The origins of 'quarantine'

Funky Phrases

SEELEY LAKE – The word quarantine has been much in the news lately. In terms of COVID-19, it means stay in your home away from other people for 14 days. But where did the word come from? Interestingly, it originated during another pandemic, the bubonic plague that spread across Europe in waves.

Quarantine derives from the phrase "quaranta giorni" which literally means "space of 40 days." It refers to the policy, first started in Venice, Italy, in 1377, of refusing to allow ships arriving from plague-stricken countries to dock until they had remained offshore for a certain period of time. First set at 30 days during the Black Death, by the recurrence of the bubonic plague in the 1660s the time had extended to 40 days. Apparently that seemed a sufficient length of time for the plague to kill all on board the ship who were susceptible to the disease. Presumably, the few survivors and the cargo were no longer able to transfer the plague to the city.

In the fourteenth through seventeenth centuries, the people had no way of knowing bubonic plague spread through rat fleas. Their reactions to the disease were simple, if draconic. Aside from ship quarantines, home quarantine of those with symptoms sometimes took the form of sealing the house so that no one inside could get out. A red cross and the words, "Lord have mercy on us" were painted on the door.

In other areas, the sick were dragged to small nearby islands and left to die. Some places created Pest-Houses outside the city limits. Though nominally these were hospitals, there was no treatment offered and death was inevitable.

In fact, there was no effective treatment for the plague. Nonetheless "plague doctors" offered a variety of remedies for those who could afford their services. Remedies ranged from blood-letting to rubbing onions, herbs, chopped snakes or cut-open pigeons on the body, to drinking vinegar, arsenic, mercury or 10-year-old treacle (a molasses-like substance), to eating emeralds that had been crushed into powder. Many who believed the pestilence was punishment for sin became "flagellants" and whipped themselves through the streets in a public display of contrition. Others accused the Jews of poisoning the wells and followed up by massacring or burning those in Jewish communities.

While the rich fled the cities if they could, the poor were left to dubious means to try to prevent getting the disease. Some purchased written anti-plague charms which they kept on their person, sometimes the charm was written on the body in blood. The rumor circulated that "no London tobacconist had died from the plague" and caused an increase in the sale of tobacco as a prophylactic.
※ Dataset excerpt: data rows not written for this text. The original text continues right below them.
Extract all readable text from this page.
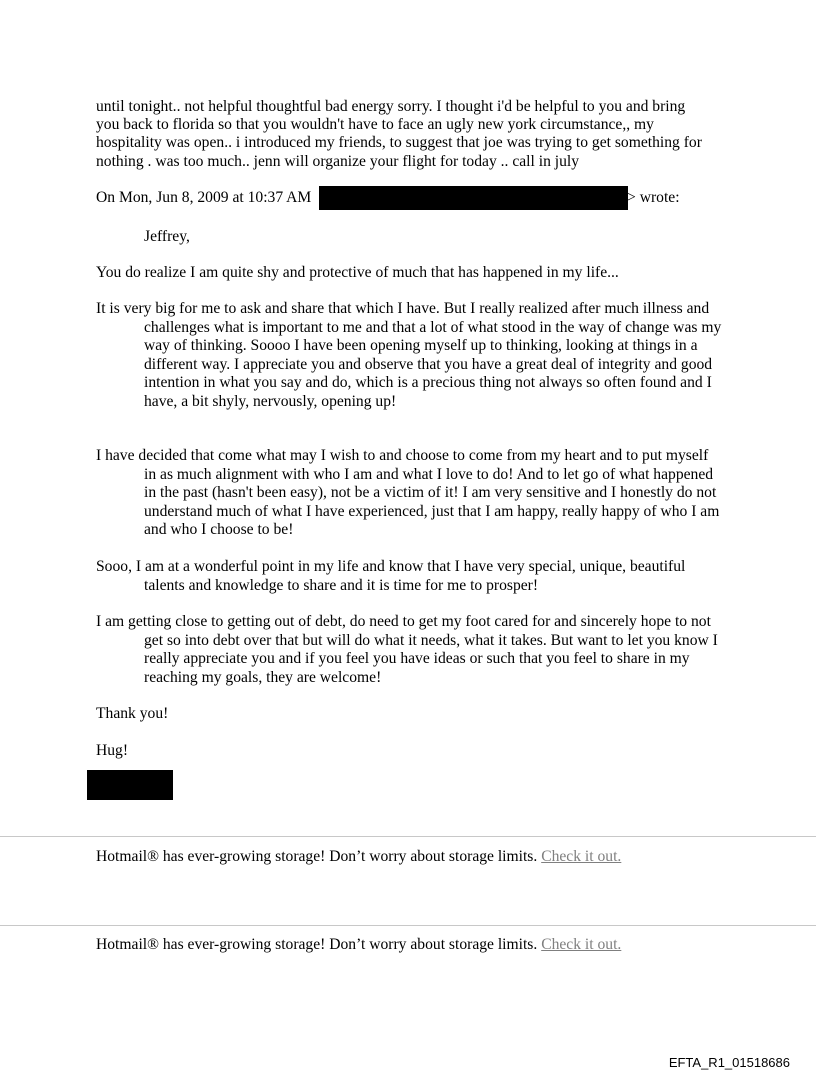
until tonight.. not helpful thoughtful bad energy sorry. I thought i'd be helpful to you and bring

you back to florida so that you wouldn't have to face an ugly new york circumstance,, my

hospitality was open.. i introduced my friends, to suggest that joe was trying to get something for

nothing . was too much.. jenn will organize your flight for today .. call in july

On Mon, Jun 8, 2009 at 10:37 AM	> wrote:

Jeffrey,

You do realize I am quite shy and protective of much that has happened in my life...

It is very big for me to ask and share that which I have. But I really realized after much illness and challenges what is important to me and that a lot of what stood in the way of change was my way of thinking. Soooo I have been opening myself up to thinking, looking at things in a different way. I appreciate you and observe that you have a great deal of integrity and good intention in what you say and do, which is a precious thing not always so often found and I have, a bit shyly, nervously, opening up!

I have decided that come what may I wish to and choose to come from my heart and to put myself in as much alignment with who I am and what I love to do! And to let go of what happened in the past (hasn't been easy), not be a victim of it! I am very sensitive and I honestly do not understand much of what I have experienced, just that I am happy, really happy of who I am and who I choose to be!

Sooo, I am at a wonderful point in my life and know that I have very special, unique, beautiful talents and knowledge to share and it is time for me to prosper!

I am getting close to getting out of debt, do need to get my foot cared for and sincerely hope to not get so into debt over that but will do what it needs, what it takes. But want to let you know I really appreciate you and if you feel you have ideas or such that you feel to share in my reaching my goals, they are welcome!

Thank you!

Hug!

Hotmail® has ever-growing storage! Don’t worry about storage limits. Check it out.

Hotmail® has ever-growing storage! Don’t worry about storage limits. Check it out.

EFTA_R1_01518686
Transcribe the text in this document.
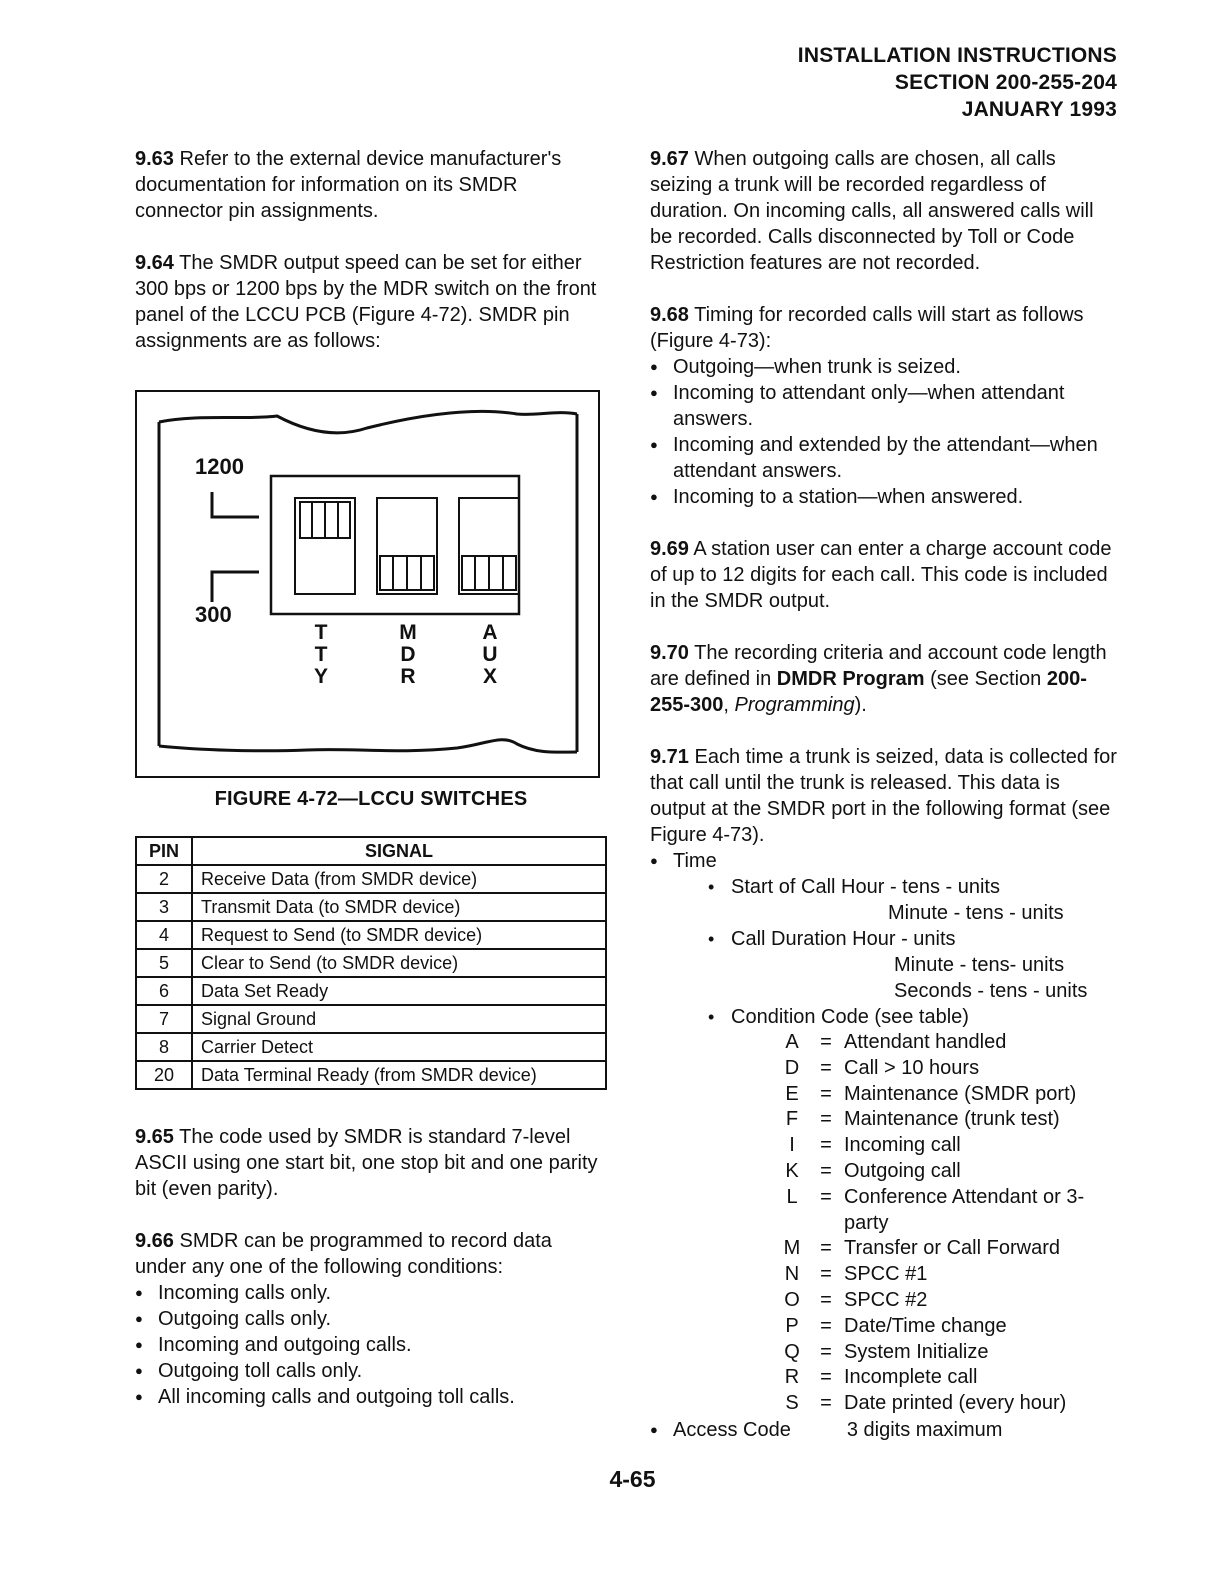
INSTALLATION INSTRUCTIONS
SECTION 200-255-204
JANUARY 1993

9.63 Refer to the external device manufacturer's documentation for information on its SMDR connector pin assignments.

9.64 The SMDR output speed can be set for either 300 bps or 1200 bps by the MDR switch on the front panel of the LCCU PCB (Figure 4-72). SMDR pin assignments are as follows:

1200
300
T
T
Y
M
D
R
A
U
X
FIGURE 4-72—LCCU SWITCHES
PIN	SIGNAL
2	Receive Data (from SMDR device)
3	Transmit Data (to SMDR device)
4	Request to Send (to SMDR device)
5	Clear to Send (to SMDR device)
6	Data Set Ready
7	Signal Ground
8	Carrier Detect
20	Data Terminal Ready (from SMDR device)

9.65 The code used by SMDR is standard 7-level ASCII using one start bit, one stop bit and one parity bit (even parity).

9.66 SMDR can be programmed to record data under any one of the following conditions:

● Incoming calls only.
● Outgoing calls only.
● Incoming and outgoing calls.
● Outgoing toll calls only.
● All incoming calls and outgoing toll calls.

9.67 When outgoing calls are chosen, all calls seizing a trunk will be recorded regardless of duration. On incoming calls, all answered calls will be recorded. Calls disconnected by Toll or Code Restriction features are not recorded.

9.68 Timing for recorded calls will start as follows (Figure 4-73):

● Outgoing—when trunk is seized.
● Incoming to attendant only—when attendant answers.
● Incoming and extended by the attendant—when attendant answers.
● Incoming to a station—when answered.

9.69 A station user can enter a charge account code of up to 12 digits for each call. This code is included in the SMDR output.

9.70 The recording criteria and account code length are defined in DMDR Program (see Section 200-255-300, Programming).

9.71 Each time a trunk is seized, data is collected for that call until the trunk is released. This data is output at the SMDR port in the following format (see Figure 4-73).

● Time
• Start of Call Hour - tens - units
Minute - tens - units
• Call Duration Hour - units
Minute - tens- units
Seconds - tens - units
• Condition Code (see table)
A	=	Attendant handled
D	=	Call > 10 hours
E	=	Maintenance (SMDR port)
F	=	Maintenance (trunk test)
I	=	Incoming call
K	=	Outgoing call
L	=	Conference Attendant or 3-party
M	=	Transfer or Call Forward
N	=	SPCC #1
O	=	SPCC #2
P	=	Date/Time change
Q	=	System Initialize
R	=	Incomplete call
S	=	Date printed (every hour)
● Access Code	3 digits maximum
4-65
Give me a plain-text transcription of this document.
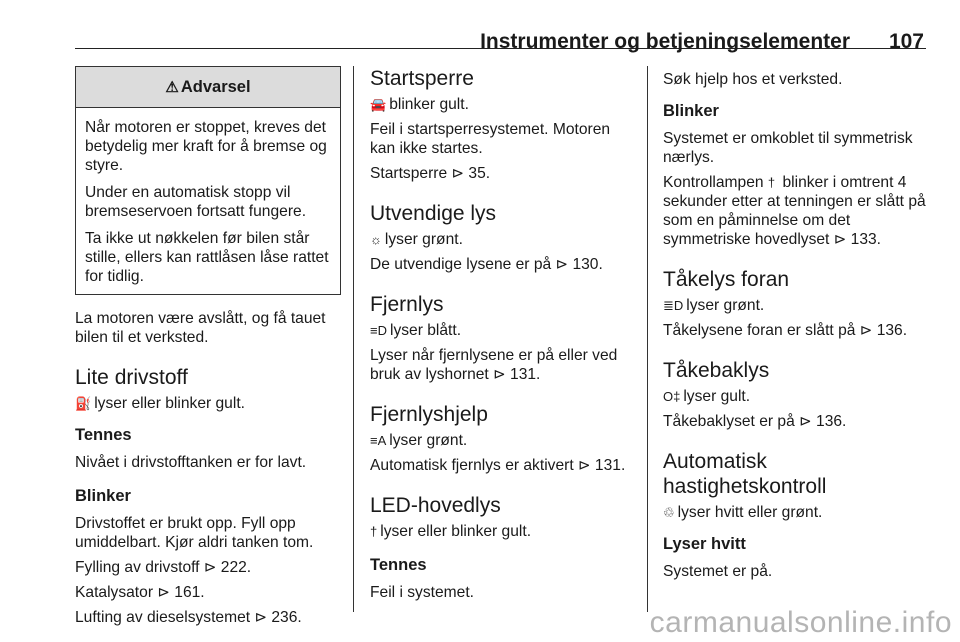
Instrumenter og betjeningselementer 107
⚠ Advarsel

Når motoren er stoppet, kreves det betydelig mer kraft for å bremse og styre.

Under en automatisk stopp vil bremseservoen fortsatt fungere.

Ta ikke ut nøkkelen før bilen står stille, ellers kan rattlåsen låse rattet for tidlig.

La motoren være avslått, og få tauet bilen til et verksted.

Lite drivstoff

⛽ lyser eller blinker gult.

Tennes

Nivået i drivstofftanken er for lavt.

Blinker

Drivstoffet er brukt opp. Fyll opp umiddelbart. Kjør aldri tanken tom.

Fylling av drivstoff ⊳ 222.

Katalysator ⊳ 161.

Lufting av dieselsystemet ⊳ 236.

Startsperre

🚘 blinker gult.

Feil i startsperresystemet. Motoren kan ikke startes.

Startsperre ⊳ 35.

Utvendige lys

☼ lyser grønt.

De utvendige lysene er på ⊳ 130.

Fjernlys

≡D lyser blått.

Lyser når fjernlysene er på eller ved bruk av lyshornet ⊳ 131.

Fjernlyshjelp

≡A lyser grønt.

Automatisk fjernlys er aktivert ⊳ 131.

LED-hovedlys

† lyser eller blinker gult.

Tennes

Feil i systemet.

Søk hjelp hos et verksted.

Blinker

Systemet er omkoblet til symmetrisk nærlys.

Kontrollampen † blinker i omtrent 4 sekunder etter at tenningen er slått på som en påminnelse om det symmetriske hovedlyset ⊳ 133.

Tåkelys foran

≣D lyser grønt.

Tåkelysene foran er slått på ⊳ 136.

Tåkebaklys

O‡ lyser gult.

Tåkebaklyset er på ⊳ 136.

Automatisk
hastighetskontroll

♲ lyser hvitt eller grønt.

Lyser hvitt

Systemet er på.

carmanualsonline.info
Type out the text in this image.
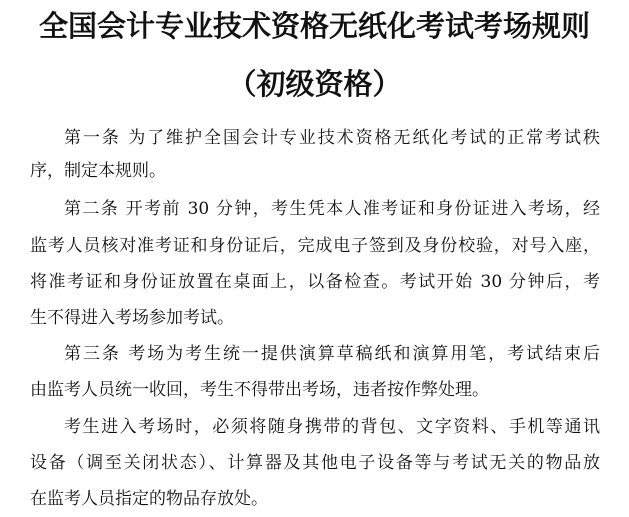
全国会计专业技术资格无纸化考试考场规则
（初级资格）
第一条 为了维护全国会计专业技术资格无纸化考试的正常考试秩
序，制定本规则。
第二条 开考前 30 分钟，考生凭本人准考证和身份证进入考场，经
监考人员核对准考证和身份证后，完成电子签到及身份校验，对号入座，
将准考证和身份证放置在桌面上，以备检查。考试开始 30 分钟后，考
生不得进入考场参加考试。
第三条 考场为考生统一提供演算草稿纸和演算用笔，考试结束后
由监考人员统一收回，考生不得带出考场，违者按作弊处理。
考生进入考场时，必须将随身携带的背包、文字资料、手机等通讯
设备（调至关闭状态）、计算器及其他电子设备等与考试无关的物品放
在监考人员指定的物品存放处。
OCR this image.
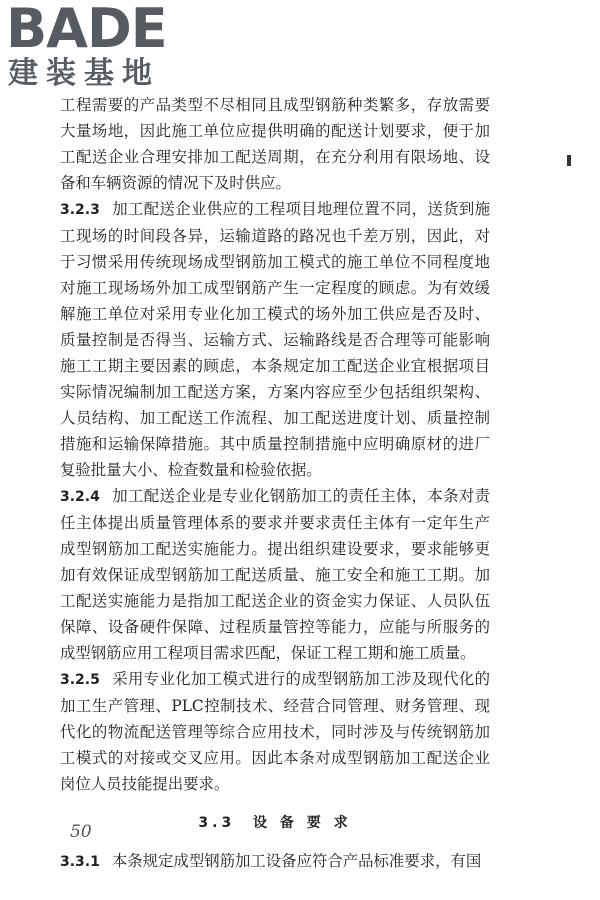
BADE
建装基地

工程需要的产品类型不尽相同且成型钢筋种类繁多，存放需要大量场地，因此施工单位应提供明确的配送计划要求，便于加工配送企业合理安排加工配送周期，在充分利用有限场地、设备和车辆资源的情况下及时供应。

3.2.3 加工配送企业供应的工程项目地理位置不同，送货到施工现场的时间段各异，运输道路的路况也千差万别，因此，对于习惯采用传统现场成型钢筋加工模式的施工单位不同程度地对施工现场场外加工成型钢筋产生一定程度的顾虑。为有效缓解施工单位对采用专业化加工模式的场外加工供应是否及时、质量控制是否得当、运输方式、运输路线是否合理等可能影响施工工期主要因素的顾虑，本条规定加工配送企业宜根据项目实际情况编制加工配送方案，方案内容应至少包括组织架构、人员结构、加工配送工作流程、加工配送进度计划、质量控制措施和运输保障措施。其中质量控制措施中应明确原材的进厂复验批量大小、检查数量和检验依据。

3.2.4 加工配送企业是专业化钢筋加工的责任主体，本条对责任主体提出质量管理体系的要求并要求责任主体有一定年生产成型钢筋加工配送实施能力。提出组织建设要求，要求能够更加有效保证成型钢筋加工配送质量、施工安全和施工工期。加工配送实施能力是指加工配送企业的资金实力保证、人员队伍保障、设备硬件保障、过程质量管控等能力，应能与所服务的成型钢筋应用工程项目需求匹配，保证工程工期和施工质量。

3.2.5 采用专业化加工模式进行的成型钢筋加工涉及现代化的加工生产管理、PLC控制技术、经营合同管理、财务管理、现代化的物流配送管理等综合应用技术，同时涉及与传统钢筋加工模式的对接或交叉应用。因此本条对成型钢筋加工配送企业岗位人员技能提出要求。

3.3 设 备 要 求

3.3.1 本条规定成型钢筋加工设备应符合产品标准要求，有国

50
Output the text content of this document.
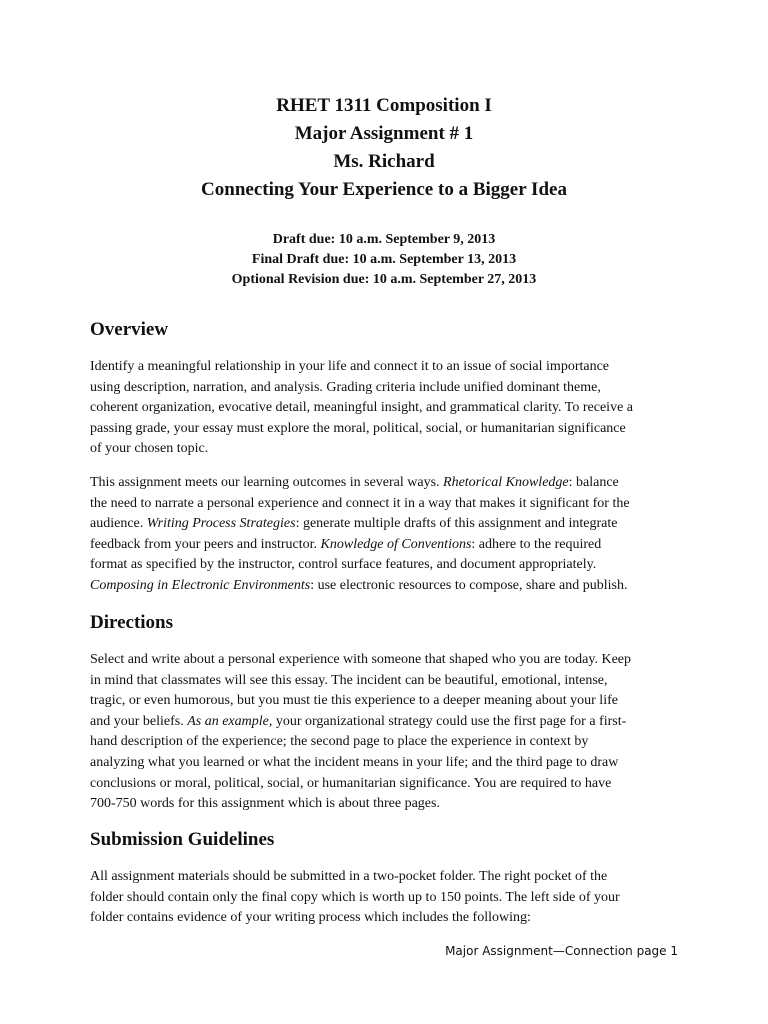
RHET 1311 Composition I
Major Assignment # 1
Ms. Richard
Connecting Your Experience to a Bigger Idea
Draft due: 10 a.m. September 9, 2013
Final Draft due: 10 a.m. September 13, 2013
Optional Revision due: 10 a.m. September 27, 2013
Overview
Identify a meaningful relationship in your life and connect it to an issue of social importance
using description, narration, and analysis. Grading criteria include unified dominant theme,
coherent organization, evocative detail, meaningful insight, and grammatical clarity. To receive a
passing grade, your essay must explore the moral, political, social, or humanitarian significance
of your chosen topic.
This assignment meets our learning outcomes in several ways. Rhetorical Knowledge: balance
the need to narrate a personal experience and connect it in a way that makes it significant for the
audience. Writing Process Strategies: generate multiple drafts of this assignment and integrate
feedback from your peers and instructor. Knowledge of Conventions: adhere to the required
format as specified by the instructor, control surface features, and document appropriately.
Composing in Electronic Environments: use electronic resources to compose, share and publish.
Directions
Select and write about a personal experience with someone that shaped who you are today. Keep
in mind that classmates will see this essay. The incident can be beautiful, emotional, intense,
tragic, or even humorous, but you must tie this experience to a deeper meaning about your life
and your beliefs. As an example, your organizational strategy could use the first page for a first-
hand description of the experience; the second page to place the experience in context by
analyzing what you learned or what the incident means in your life; and the third page to draw
conclusions or moral, political, social, or humanitarian significance. You are required to have
700-750 words for this assignment which is about three pages.
Submission Guidelines
All assignment materials should be submitted in a two-pocket folder. The right pocket of the
folder should contain only the final copy which is worth up to 150 points. The left side of your
folder contains evidence of your writing process which includes the following:
Major Assignment—Connection page 1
On the theory that the pestilence was airborne, people carried posies or nose-gays consisting of small bags of dried flowers or herbs, which they sniffed frequently.

By the sixteenth century, extension of the nose-gay theory resulted in an identifiable Plague Doctor costume. The neck-to-ankle protective garment consisted of a leather or waxed-canvas gown impregnated with herbs. Leggings, boots, gloves and a hat were made from the same material. But the most distinctive item was the mask head-covering with sealed eyeglass openings for vision and a long, curved bird-like beak. The beak was filled with herbs, spices, camphor, dried flowers or a vinegar-soaked sponge. Two small holes, one on each side of the end of the beak, created a type of respirator which insured that the air the doctor breathed traveled the course of the herbs before entering his lungs.

The final item of the plague doctor's uniform was a long stick or cane with which he could examine the patient while still maintaining a safe distance. It also served as a weapon for restraining desperate victims or family members.

Sometimes a whole village decided to hire a plague doctor. Aside from treating and preventing the pestilence, the doctor also was expected to keep a public record listing the dead. When requested, which was often, he wrote down the patients' last testament.

With the wealthy fleeing and the dead carts and dying homeless the only ones in the streets, business and trade came to a halt. Not even food vendors were allowed in the cities. According to the Wikipedia entry on the Great Plague of London, informed by James Leasor's book "The Plague and the Fire," "...the villagers around London, denied of their usual sales in the capital, left vegetables in specified market areas. They negotiated their sale by shouting and collected their payment after the money had been left submerged in a bucket of vinegar to 'disinfect' the coins."

Looking back at the measures taken to quell pandemics in the Middle Ages and Renaissance Period, the present-day measures of 14-day self-quarantines, social distancing and wearing masks and gloves don't seem so horrible after all. And what's more, those measures work. Certainly better than carrying a bag of posies or burning our Chinese neighbors.